Segundo Flávio, Daniel Vorcaro foi procurado como potencial investidor privado para financiar Dark Horse, produção internacional que narra a trajetória política de Jair Bolsonaro. O senador afirma que não havia relação pessoal ou amizade entre ambos fora desse contexto.
“Se eu dissesse que conhecia o Vorcaro, a próxima pergunta seria qual era minha relação com ele. E eu teria que falar do filme. Foi só por isso que eu me eximi”, justificou.
Ao longo da entrevista, jornalistas questionaram detalhes sobre o suposto contrato de confidencialidade: quem assinou o documento, quem exigiu a cláusula de sigilo e se o senador estaria disposto a divulgar o conteúdo integral para esclarecer a situação.
Flávio, no entanto, evitou responder diretamente a esses pontos. Segundo ele, qualquer divulgação dependeria da autorização dos investidores e do gestor do fundo responsável pelas operações financeiras.
“Tem que falar com o investidor, com o gestor do fundo, para saber se é possível que isso aconteça. É uma relação jurídica nos Estados Unidos”, afirmou.
O senador também alegou que outros empresários envolvidos no financiamento do filme exigiram anonimato por receio de exposição pública ou repercussões políticas.
“É óbvio que empresários que investem dinheiro privado em um filme desses vão querer sigilo. Os outros investidores também não querem aparecer. Todos têm contrato de confidencialidade porque têm medo”, disse.
Outro ponto levantado por Flávio foi a acusação de que Daniel Vorcaro teria deixado de cumprir integralmente o acordo firmado para financiar o projeto. Segundo ele, o banqueiro interrompeu repasses previstos em contrato, o que teria gerado tensão na equipe responsável pela produção.
“Ele parou de honrar o contrato que tinha conosco. Graças a Deus o filme foi concluído e está nos retoques finais graças a outros investidores”, afirmou.
A crise ganhou força após o site Intercept Brasil divulgar mensagens e áudios em que Flávio cobra pagamentos atrasados e demonstra preocupação com o andamento do longa. Em um dos trechos, ele afirma estar “sem graça” de cobrar Vorcaro, mas ressalta a pressão interna causada pelos atrasos financeiros.
Além disso, reportagens apontam que Vorcaro teria desembolsado cerca de R$ 61 milhões para financiar o projeto, em operações realizadas entre fevereiro e maio de 2025.
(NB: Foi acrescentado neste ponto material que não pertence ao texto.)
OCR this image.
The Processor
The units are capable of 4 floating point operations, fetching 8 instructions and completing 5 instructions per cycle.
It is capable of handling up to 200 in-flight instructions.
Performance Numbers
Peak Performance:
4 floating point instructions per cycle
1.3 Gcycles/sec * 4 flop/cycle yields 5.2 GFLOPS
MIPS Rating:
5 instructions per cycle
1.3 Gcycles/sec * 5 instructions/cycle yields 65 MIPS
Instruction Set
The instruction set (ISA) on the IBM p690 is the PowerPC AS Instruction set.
O caso também abriu novas frentes de questionamento político e jurídico, já que investigadores apuram o caminho dos recursos e eventual ligação com fundos sob investigação.
Para Flávio, porém, o episódio é tratado como um problema de interpretação e exposição indevida de uma relação comercial que, segundo ele, sempre esteve limitada ao filme.
A justificativa de “menti por cláusula contratual” virou rapidamente combustível para críticas nas redes sociais e no meio político. Afinal, admitir publicamente uma mentira para explicar outra costuma ser uma estratégia arriscada — uma espécie de boneca russa da crise: você abre uma contradição e encontra outra dentro.
Agora, a pressão recai sobre a eventual apresentação do contrato citado pelo senador e sobre os próximos desdobramentos das investigações envolvendo Vorcaro, o financiamento do filme e os repasses milionários associados ao projeto.